2) Reconstructive Memory
With eyewitness testimony on the horizon in the AS course, it is worth watching this TED talk.
The big hitter in this area is Elizabeth Loftus, whose work we will study in some detail. This video tells a powerful story which supports her contention that memory is a reconstructive, and therefore fallible, process.
3) Evolution Misrepresented
The experience of working on evolutionary psychology last year was not happy because students got marked down quite considerably on a question about the evolutionary basis of romantic relationships. The problem seems to have been that AQA’s interpretation of parental investment theory did not fit in with the material I found for this sub-topic.
This blog suggests that this is an example of a wider problem in Psychology where evolutionary explanations are systematically misrepresented. I can believe it.
4) Depression And Obesity
We spend quite a bit of the A2 course looking at Depression and quite a bit looking at obesity. We don’t however link them.

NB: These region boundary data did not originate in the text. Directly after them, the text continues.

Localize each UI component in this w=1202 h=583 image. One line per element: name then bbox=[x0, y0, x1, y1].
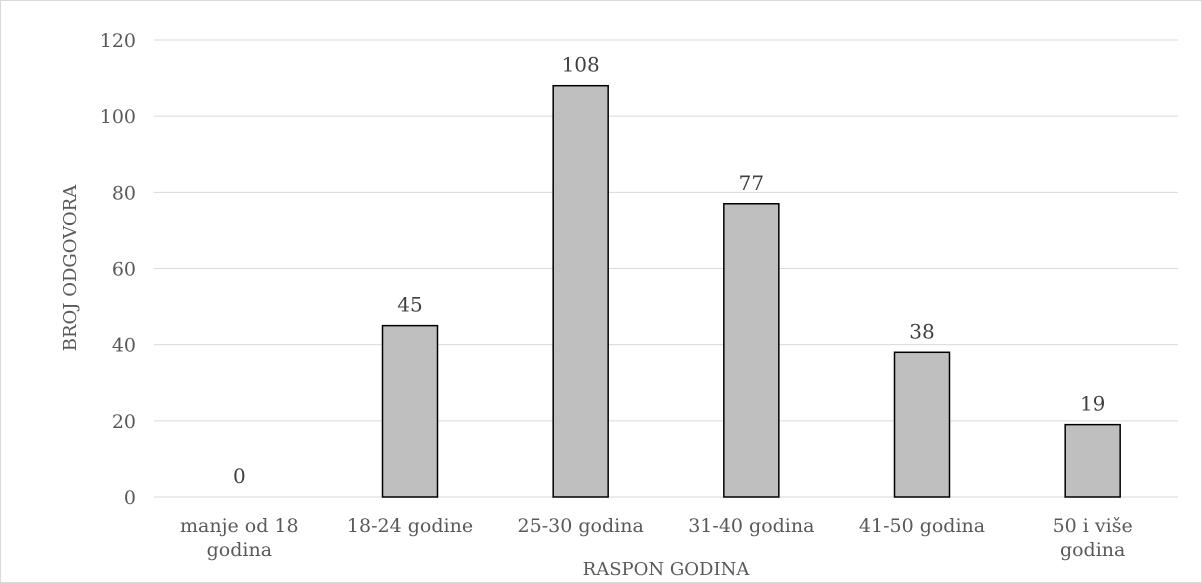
data-labels: 0 45 108 77 38 19 bbox=[233, 53, 1105, 488]
x-tick-label: 25-30 godina bbox=[518, 515, 644, 537]
bar-5 bbox=[1064, 423, 1121, 498]
x-tick-label: godina bbox=[1060, 539, 1125, 561]
bar-3 bbox=[723, 203, 780, 498]
x-tick-label: 50 i više bbox=[1053, 515, 1133, 537]
y-tick-label: 100 bbox=[100, 106, 136, 128]
gridlines bbox=[154, 39, 1178, 498]
y-axis-ticks: 0 20 40 60 80 100 120 bbox=[100, 30, 136, 509]
bar-4 bbox=[893, 351, 951, 498]
y-tick-label: 80 bbox=[112, 182, 136, 204]
data-label: 108 bbox=[562, 53, 600, 77]
x-tick-label: godina bbox=[207, 539, 272, 561]
x-tick-label: manje od 18 bbox=[180, 515, 299, 537]
y-tick-label: 60 bbox=[112, 259, 136, 281]
x-tick-label: 18-24 godine bbox=[347, 515, 473, 537]
y-tick-label: 120 bbox=[100, 30, 136, 52]
bar-2 bbox=[552, 84, 609, 498]
y-tick-label: 0 bbox=[124, 487, 136, 509]
x-tick-label: 31-40 godina bbox=[688, 515, 814, 537]
data-label: 0 bbox=[233, 464, 246, 488]
data-label: 38 bbox=[909, 319, 934, 343]
data-label: 45 bbox=[397, 293, 422, 317]
data-label: 77 bbox=[739, 171, 764, 195]
x-axis-label: RASPON GODINA bbox=[583, 559, 751, 580]
y-tick-label: 20 bbox=[112, 411, 136, 433]
bars bbox=[381, 84, 1121, 498]
bar-1 bbox=[381, 324, 439, 498]
y-axis-label: BROJ ODGOVORA bbox=[60, 184, 81, 351]
data-label: 19 bbox=[1080, 392, 1105, 416]
x-tick-label: 41-50 godina bbox=[859, 515, 985, 537]
y-tick-label: 40 bbox=[112, 335, 136, 357]
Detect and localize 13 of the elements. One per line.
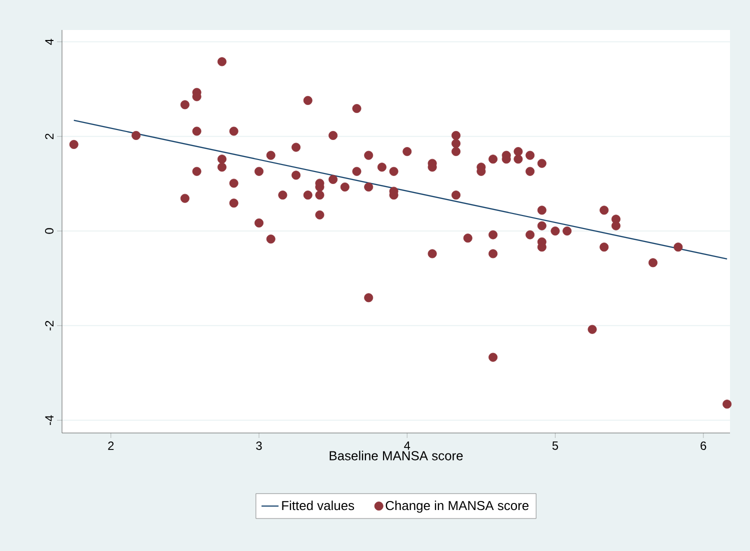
x-tick-label: 5 bbox=[552, 442, 558, 450]
x-axis-title: Baseline MANSA score bbox=[330, 450, 463, 460]
x-tick-label: 3 bbox=[256, 442, 262, 450]
x-tick-label: 4 bbox=[404, 442, 410, 450]
legend-label: Fitted values bbox=[282, 500, 354, 510]
x-tick-label: 6 bbox=[700, 442, 706, 450]
y-tick-label: 4 bbox=[45, 38, 54, 45]
y-tick-label: -2 bbox=[45, 320, 54, 330]
y-tick-label: -4 bbox=[45, 415, 54, 425]
x-tick-label: 2 bbox=[108, 442, 114, 450]
y-tick-label: 2 bbox=[45, 134, 54, 140]
y-tick-label: 0 bbox=[45, 228, 54, 234]
legend-label: Change in MANSA score bbox=[386, 500, 528, 513]
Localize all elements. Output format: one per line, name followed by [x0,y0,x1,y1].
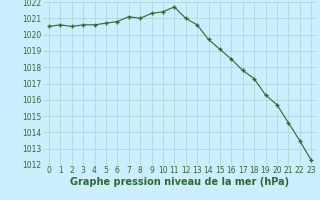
X-axis label: Graphe pression niveau de la mer (hPa): Graphe pression niveau de la mer (hPa) [70,177,290,187]
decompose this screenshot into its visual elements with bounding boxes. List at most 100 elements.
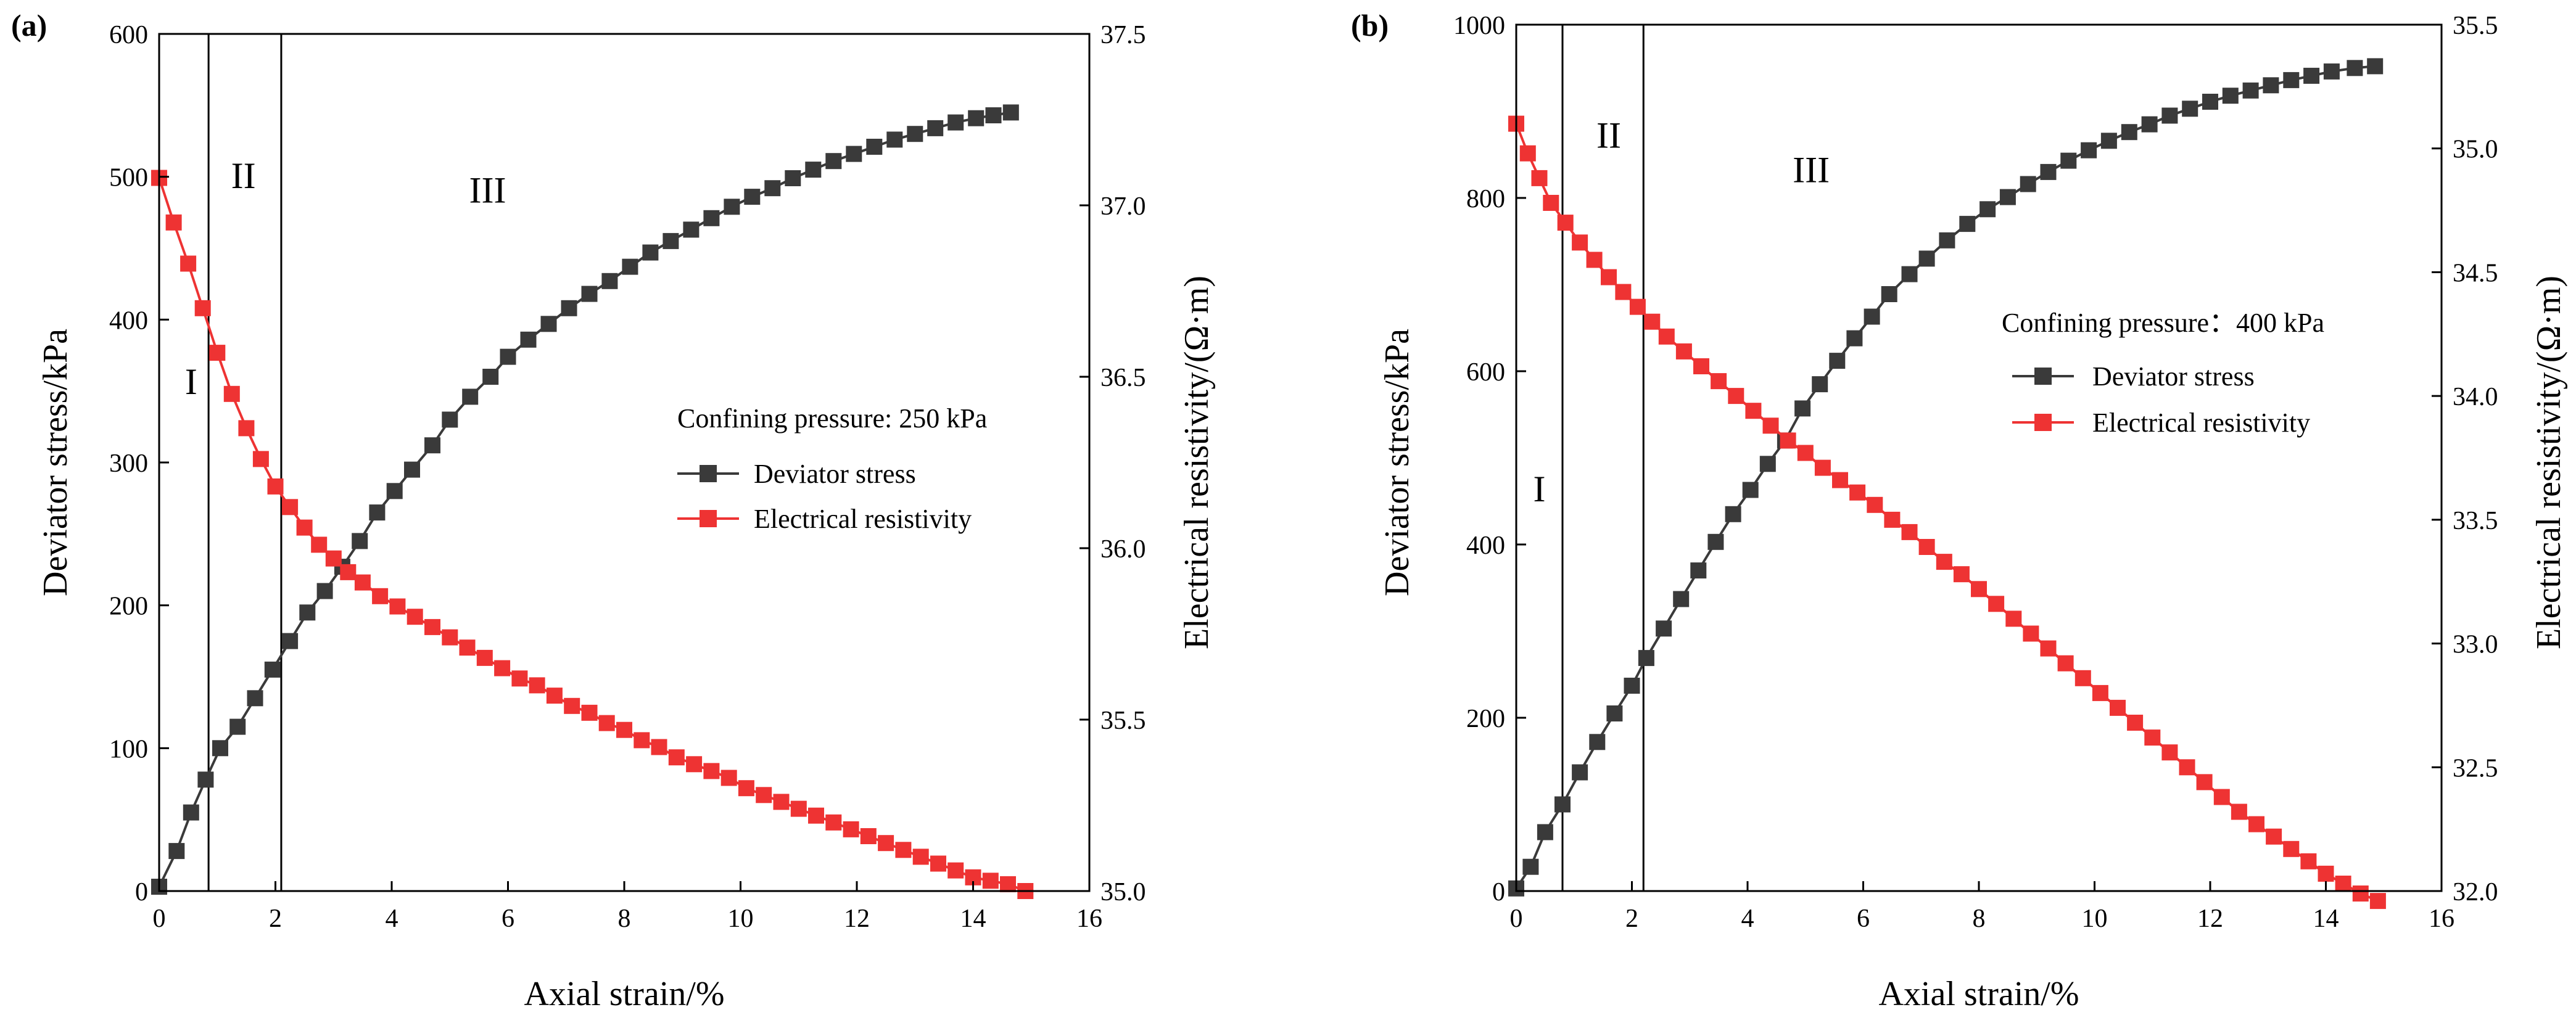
data-point-deviator-stress bbox=[500, 348, 516, 365]
data-point-electrical-resistivity bbox=[1832, 472, 1848, 488]
data-point-electrical-resistivity bbox=[2352, 885, 2369, 902]
y-right-tick-label: 36.0 bbox=[1100, 535, 1146, 564]
data-point-deviator-stress bbox=[907, 126, 923, 142]
data-point-deviator-stress bbox=[299, 604, 316, 621]
data-point-electrical-resistivity bbox=[252, 451, 269, 467]
data-point-deviator-stress bbox=[927, 120, 944, 136]
data-point-deviator-stress bbox=[1002, 104, 1019, 121]
data-point-deviator-stress bbox=[2121, 124, 2137, 141]
data-point-deviator-stress bbox=[2303, 67, 2320, 84]
y-right-tick-label: 35.0 bbox=[2453, 136, 2498, 164]
series-line-electrical-resistivity bbox=[158, 177, 1026, 892]
data-point-electrical-resistivity bbox=[703, 763, 720, 779]
data-point-deviator-stress bbox=[2141, 116, 2158, 133]
stage-label: II bbox=[231, 155, 256, 196]
data-point-electrical-resistivity bbox=[581, 704, 598, 721]
series-line-deviator-stress bbox=[1515, 65, 2376, 889]
data-point-electrical-resistivity bbox=[1601, 269, 1617, 286]
data-point-electrical-resistivity bbox=[1918, 539, 1935, 555]
data-point-electrical-resistivity bbox=[2161, 744, 2178, 761]
data-point-deviator-stress bbox=[2323, 63, 2340, 80]
data-point-electrical-resistivity bbox=[1884, 511, 1901, 528]
y-left-tick-label: 600 bbox=[109, 21, 148, 49]
data-point-electrical-resistivity bbox=[325, 550, 342, 567]
data-point-deviator-stress bbox=[985, 107, 1002, 123]
data-point-electrical-resistivity bbox=[424, 618, 440, 635]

This article suggests we should. There is a strong correlational link between them but nobody yet understands the causal relationship. This is yet another example of how co-morbidity cuts across so much of what we do in abnormality and psychopathology.
5) Depression And Pregnancy
This time, we are not looking so much as co-morbidity but rather the experience of depression alongside an apparently desirable condition, being pregnant. Surprisingly little is known about antenatal depression but its implications for the health and well being of mother and child once the child is born are significant. This article suggests that a radical rethink of an underfunded service needs to be undertaken.
6) Autism Explained Again
It won’t be long in the A2 course before we start looking at autism as part of the cognition and development topic. Autism, we suggest, is the result of a lack of theory of mind, the ability to see the connection between the thoughts and actions of others. By itself though, this explains little.
This article suggests that we should see this inability to see the link between the thoughts and actions of others in the context of a broader inability to make predictions. The challenge then becomes to understand why this ability is missing.
7) Neuroscience In The Classroom
We’ve been looking at applications of Piaget’s and Vygotsky’s theories to education and, frankly, getting a bit annoyed about them. The offerings of neuroscience seem to offer a good alternative to these rather old theories.
These two links relate to the same study by Paul Howard-Jones at Bristol University. It shows that teachers believe things about the brain which are demonstrably false. So it looks as if neuroscience may have something useful to say about how to educate people but hasn’t said it yet. It might be better to stick with Piaget and Vygotsky, then.